Editorial, The Kentucky Standard
Are you looking forward to a roaring fun-filled spring?
The sun is shining a little brighter here lately and a little longer this evening. As most of you know, daylight savings time began Sunday at 2 a.m. Now, most of us have computers and smart phones to automatically change the time, so we are free from the hassle of manual adjustment. However, don’t forget to set your alarms, just in case.
You may have lost an hour of your treasured beauty sleep but you will reap the reward of longer days and warmer weather to ascend.
With that being said, research shows with the beginning and the end of Daylight Savings Time some of us take a little time to adapt to the modification.
Be it anxiety, diet or just mild sleep deprivation, the time change can affect hormone levels in your body that can lead to changes in your appetite, increase in cravings and possible overeating.
Some people have been known to get headaches, stomach aches and even cardiac issues for those with sleep disorders.
Changes as these can also affect your cognitive thinking and awareness. Think about this when you’re on the way to work in the morning.
Here are a few tips from the American Academy of Sleep Medicine for shifting to daylight-saving time:
• Get at least seven hours of sleep before and after the transition.
• Gradually adjust sleep and wake times two to three days before the change by shifting bedtime 15 to 20 minutes earlier each night.
• Go outside and get exposure to morning sunlight on Sunday to help regulate your internal clock.
• Exercise caution during activities that require alertness in the week after the transition.
The spring not only brings a change in time but also to the weather.
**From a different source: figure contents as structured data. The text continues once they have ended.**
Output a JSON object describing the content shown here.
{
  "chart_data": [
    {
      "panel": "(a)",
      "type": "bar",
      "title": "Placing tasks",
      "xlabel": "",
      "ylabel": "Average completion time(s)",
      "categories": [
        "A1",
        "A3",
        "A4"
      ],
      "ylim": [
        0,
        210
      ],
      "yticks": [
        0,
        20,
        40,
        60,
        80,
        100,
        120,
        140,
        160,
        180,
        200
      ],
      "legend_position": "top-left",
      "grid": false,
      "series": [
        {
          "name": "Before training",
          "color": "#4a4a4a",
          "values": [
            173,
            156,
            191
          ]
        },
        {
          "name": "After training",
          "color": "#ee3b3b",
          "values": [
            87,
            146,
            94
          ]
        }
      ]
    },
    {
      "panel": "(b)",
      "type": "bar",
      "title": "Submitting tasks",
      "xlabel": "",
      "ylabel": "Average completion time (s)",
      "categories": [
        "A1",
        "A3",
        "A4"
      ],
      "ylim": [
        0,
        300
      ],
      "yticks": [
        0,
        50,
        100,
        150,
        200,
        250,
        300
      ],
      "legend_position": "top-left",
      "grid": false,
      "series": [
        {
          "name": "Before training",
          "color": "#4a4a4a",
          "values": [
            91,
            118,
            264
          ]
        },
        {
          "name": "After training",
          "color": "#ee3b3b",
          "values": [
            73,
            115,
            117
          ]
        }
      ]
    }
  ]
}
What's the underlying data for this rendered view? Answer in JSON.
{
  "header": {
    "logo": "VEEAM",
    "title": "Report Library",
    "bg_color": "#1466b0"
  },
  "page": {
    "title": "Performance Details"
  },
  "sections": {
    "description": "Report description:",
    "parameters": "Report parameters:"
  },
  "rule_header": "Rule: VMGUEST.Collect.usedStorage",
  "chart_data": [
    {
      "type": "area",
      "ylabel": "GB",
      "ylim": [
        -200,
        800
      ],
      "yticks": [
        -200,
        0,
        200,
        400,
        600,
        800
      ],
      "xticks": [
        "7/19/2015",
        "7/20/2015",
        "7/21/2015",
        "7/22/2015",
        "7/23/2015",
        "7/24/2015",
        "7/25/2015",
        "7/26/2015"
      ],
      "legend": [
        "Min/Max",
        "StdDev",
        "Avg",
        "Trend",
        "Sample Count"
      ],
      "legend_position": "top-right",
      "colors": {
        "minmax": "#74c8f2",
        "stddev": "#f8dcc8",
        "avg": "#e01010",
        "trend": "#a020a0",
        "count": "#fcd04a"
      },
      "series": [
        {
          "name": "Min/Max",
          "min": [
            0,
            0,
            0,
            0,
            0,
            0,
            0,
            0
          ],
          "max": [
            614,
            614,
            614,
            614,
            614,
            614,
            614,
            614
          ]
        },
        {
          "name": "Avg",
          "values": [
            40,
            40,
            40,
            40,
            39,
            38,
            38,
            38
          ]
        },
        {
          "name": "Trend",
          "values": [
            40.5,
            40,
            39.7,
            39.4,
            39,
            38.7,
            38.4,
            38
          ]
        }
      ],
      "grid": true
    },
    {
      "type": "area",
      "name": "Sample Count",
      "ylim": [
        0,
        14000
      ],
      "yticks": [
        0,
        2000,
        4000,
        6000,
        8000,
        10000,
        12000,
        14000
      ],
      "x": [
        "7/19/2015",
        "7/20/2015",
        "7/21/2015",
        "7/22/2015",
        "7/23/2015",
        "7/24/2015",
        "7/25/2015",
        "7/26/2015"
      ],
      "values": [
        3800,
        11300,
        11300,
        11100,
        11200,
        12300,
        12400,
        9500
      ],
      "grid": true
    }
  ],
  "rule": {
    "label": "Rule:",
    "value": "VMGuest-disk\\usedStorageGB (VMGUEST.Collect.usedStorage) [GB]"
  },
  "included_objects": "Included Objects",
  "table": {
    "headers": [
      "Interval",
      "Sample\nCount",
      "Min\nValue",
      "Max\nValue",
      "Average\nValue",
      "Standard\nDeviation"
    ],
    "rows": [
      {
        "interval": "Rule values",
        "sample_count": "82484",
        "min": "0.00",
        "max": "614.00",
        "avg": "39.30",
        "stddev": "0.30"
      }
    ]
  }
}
March is severe weather awareness month.
Severe weather can happen anytime, anywhere from hazardous conditions created from thunderstorms, damaging winds, tornadoes, hail, flooding and/or winter storms associated with freezing rain, sleet, snow and strong winds.
In the past few months in Kentucky we are getting a little of all of the above. The recent tornados that ripped through Tennessee hits really close to home as you think about getting prepared for the season.
The National Weather Service recently issued the following tips to help you create a tornado-safety plan.
• Create a plan for where you and your family will go in the event of a tornado — at home, at work and at relatives’ or friends’ homes that you visit frequently. Always be alert to changing weather conditions.
• Pick a safe room in your home where household members and pets may gather during a tornado. This should be a basement, storm cellar or an interior room on the lowest floor with no windows.
• Listen to NOAA Weather Radio or to commercial radio or television newscasts for the latest information.
• Check with your work and your children’s school and day care center regarding tornado emergency plans. Every building has different safe places. It is important to know where they are and how to get there in an emergency.
• Make sure everyone understands how tornado siren warning systems work and if a warning system is installed in your area.
• Mark clearly where your first-aid kit and fire extinguishers are located. Make sure the first-aid kit is properly stocked with medical supplies.
• Teach your family how to administer basic first aid, how to use a fire extinguisher, and how and when to turn off water, gas, and electricity in your home.
• Mark clearly where the utility switches or valves are located so they can be turned off — if time permits — in an emergency.
• Learn the emergency dismissal policy for your child’s school.
In addition have an emergency kit that includes a flashlight, battery powered radio, prescription medications and a first aid kit.
Also important documents, i.e. birth certificates, social security cards, as well as any keepsake photos, etc. should be stored in a fire and waterproof safe.
Following a few simple self-preparedness techniques can put your mind at ease while enjoying time with family and friends.
Remember spring comes in like a lion.